Carphone Warehouse is the most recent high-street retail behemoth to be forced into drastic measures to protect its future as a business. In 2018, the company announced it was restructuring its business operations in an attempt to return to profitability. Unfortunately, this step is necessary to save money. Because of the nature of mobile phones, a small item which is easily delivered in the post, and the way it is distributed by bricks and mortar stores is being used less and less, but still have a high cost to run and maintain.

Businesses failing on the high street in the past few years have all had similar problems, notably a lost battle against rising business rates and rents. It is getting more difficult for businesses to be able to afford to trade in their physical store’s thanks to rising rents, often forcing store closures or staff layoffs in an attempt to maintain profitability. Carphone Warehouse had 531 standalone stores in the UK – a massive burden on its infrastructure that was costing the company millions. 

Some have suggested that Carphone Warehouse could have avoided such substantial cuts to its staffing and store numbers by implementing new in-store experiences, reimagining the spaces to be more attractive to customers. This sounds good in principle, but in reality, the cost to run these stores would still be the same and reimaging or trying out any new experiences would probably not bring in any extra revenue in a time when it is needed. 

If Carphone Warehouse were to be saved it would need an immediate cash injection or, like it has done, a rapid reduction in its overhead costs, such as by closing stores. 

Consumer buying habits have changed dramatically over recent years in many sectors, however, it’s arguable that none have seen such rapid change in consumer behaviour than in the mobile phone industry. As mobile phones have become more expensive over recent years, consumers have held onto their handsets for longer before upgrading. 

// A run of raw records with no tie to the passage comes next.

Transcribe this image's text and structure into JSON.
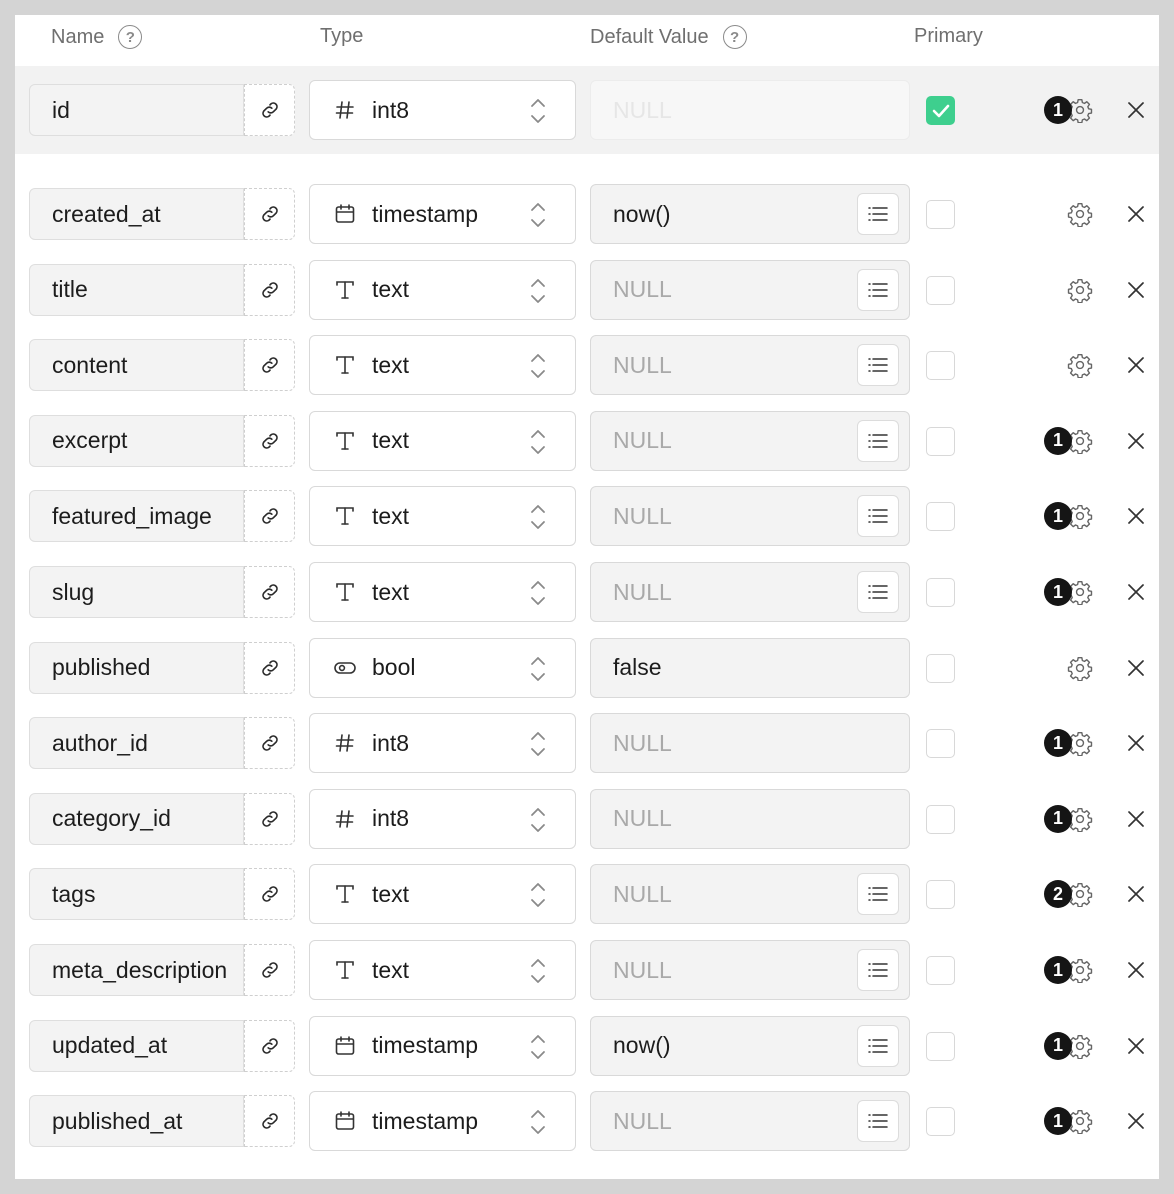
{
  "header": {
    "name_label": "Name",
    "type_label": "Type",
    "default_label": "Default Value",
    "primary_label": "Primary",
    "help_glyph": "?"
  },
  "columns": [
    {
      "name": "id",
      "type": "int8",
      "type_icon": "hash-icon",
      "default": "NULL",
      "default_is_null": true,
      "default_disabled": true,
      "has_list_button": false,
      "primary": true,
      "badge": "1"
    },
    {
      "name": "created_at",
      "type": "timestamp",
      "type_icon": "calendar-icon",
      "default": "now()",
      "default_is_null": false,
      "default_disabled": false,
      "has_list_button": true,
      "primary": false,
      "badge": ""
    },
    {
      "name": "title",
      "type": "text",
      "type_icon": "text-icon",
      "default": "NULL",
      "default_is_null": true,
      "default_disabled": false,
      "has_list_button": true,
      "primary": false,
      "badge": ""
    },
    {
      "name": "content",
      "type": "text",
      "type_icon": "text-icon",
      "default": "NULL",
      "default_is_null": true,
      "default_disabled": false,
      "has_list_button": true,
      "primary": false,
      "badge": ""
    },
    {
      "name": "excerpt",
      "type": "text",
      "type_icon": "text-icon",
      "default": "NULL",
      "default_is_null": true,
      "default_disabled": false,
      "has_list_button": true,
      "primary": false,
      "badge": "1"
    },
    {
      "name": "featured_image",
      "type": "text",
      "type_icon": "text-icon",
      "default": "NULL",
      "default_is_null": true,
      "default_disabled": false,
      "has_list_button": true,
      "primary": false,
      "badge": "1"
    },
    {
      "name": "slug",
      "type": "text",
      "type_icon": "text-icon",
      "default": "NULL",
      "default_is_null": true,
      "default_disabled": false,
      "has_list_button": true,
      "primary": false,
      "badge": "1"
    },
    {
      "name": "published",
      "type": "bool",
      "type_icon": "toggle-icon",
      "default": "false",
      "default_is_null": false,
      "default_disabled": false,
      "has_list_button": false,
      "primary": false,
      "badge": ""
    },
    {
      "name": "author_id",
      "type": "int8",
      "type_icon": "hash-icon",
      "default": "NULL",
      "default_is_null": true,
      "default_disabled": false,
      "has_list_button": false,
      "primary": false,
      "badge": "1"
    },
    {
      "name": "category_id",
      "type": "int8",
      "type_icon": "hash-icon",
      "default": "NULL",
      "default_is_null": true,
      "default_disabled": false,
      "has_list_button": false,
      "primary": false,
      "badge": "1"
    },
    {
      "name": "tags",
      "type": "text",
      "type_icon": "text-icon",
      "default": "NULL",
      "default_is_null": true,
      "default_disabled": false,
      "has_list_button": true,
      "primary": false,
      "badge": "2"
    },
    {
      "name": "meta_description",
      "type": "text",
      "type_icon": "text-icon",
      "default": "NULL",
      "default_is_null": true,
      "default_disabled": false,
      "has_list_button": true,
      "primary": false,
      "badge": "1"
    },
    {
      "name": "updated_at",
      "type": "timestamp",
      "type_icon": "calendar-icon",
      "default": "now()",
      "default_is_null": false,
      "default_disabled": false,
      "has_list_button": true,
      "primary": false,
      "badge": "1"
    },
    {
      "name": "published_at",
      "type": "timestamp",
      "type_icon": "calendar-icon",
      "default": "NULL",
      "default_is_null": true,
      "default_disabled": false,
      "has_list_button": true,
      "primary": false,
      "badge": "1"
    }
  ],
  "colors": {
    "accent_green": "#3ecf8e",
    "badge_bg": "#151515",
    "border": "#d9d9d9"
  }
}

This means that Carphone Warehouse stores have become less busy as a consequence. There is an argument to suggest that Carphone Warehouse is in this position because smartphone manufacturers have hiked up their prices, meaning that it’s the companies very products that have resulted in these measures being brought in. 

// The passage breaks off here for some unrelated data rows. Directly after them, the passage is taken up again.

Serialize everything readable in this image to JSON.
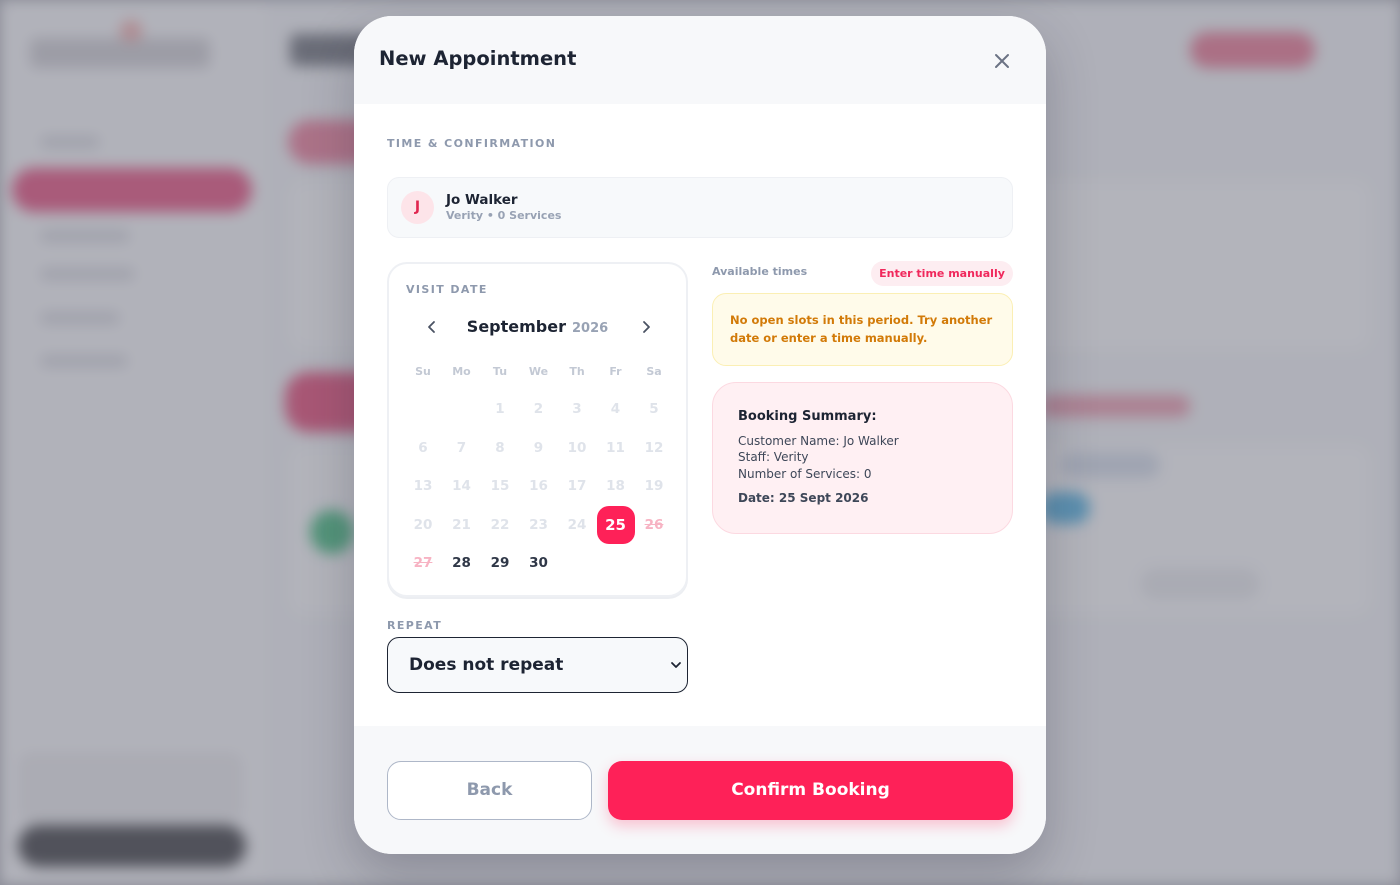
{
  "modal": {
    "title": "New Appointment",
    "section_label": "TIME & CONFIRMATION"
  },
  "customer": {
    "initial": "J",
    "name": "Jo Walker",
    "subtitle": "Verity • 0 Services"
  },
  "calendar": {
    "label": "VISIT DATE",
    "month": "September",
    "year": "2026",
    "weekdays": [
      "Su",
      "Mo",
      "Tu",
      "We",
      "Th",
      "Fr",
      "Sa"
    ],
    "first_weekday_index": 2,
    "days_in_month": 30,
    "selected_day": 25,
    "available_days": [
      28,
      29,
      30
    ],
    "blocked_days": [
      26,
      27
    ]
  },
  "repeat": {
    "label": "REPEAT",
    "value": "Does not repeat"
  },
  "times": {
    "label": "Available times",
    "manual_button": "Enter time manually",
    "notice": "No open slots in this period. Try another date or enter a time manually."
  },
  "summary": {
    "title": "Booking Summary:",
    "customer_line": "Customer Name: Jo Walker",
    "staff_line": "Staff: Verity",
    "services_line": "Number of Services: 0",
    "date_line": "Date: 25 Sept 2026"
  },
  "footer": {
    "back_label": "Back",
    "confirm_label": "Confirm Booking"
  },
  "colors": {
    "accent": "#fe2158",
    "notice_text": "#d27a08",
    "notice_bg": "#fffbea",
    "summary_bg": "#fff0f3"
  }
}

If there were one silver lining in this case, Carphone Warehouse expect that 40% of its staff who have lost their jobs in stores will be able to find new roles within the company. It is likely that some of these staff members will be moved into Carphone Warehouse’s stores that are contained within Currys PC World.

The stores inside Currys PC World outlets are much cheaper to keep open and have several advantages over the standalone stores. These shop-in-shops don’t cost any extra as they are utilising existing space but do still provide a place for people to go if they need to check out the phone before purchase. They also provide opportunities for people to make impulse purchases, or staff to upsell, when customers are already browsing. Many TVs and Computer equipment are now complementing each other, and Carphone Warehouse can cash in on part of Currys PC World’s business. 

The measures that Carphone Warehouse have implemented will hopefully lead to the company stemming the huge £90million loss they have made over the last year and actually return to profitability, saving, and possibly securing more jobs in the future.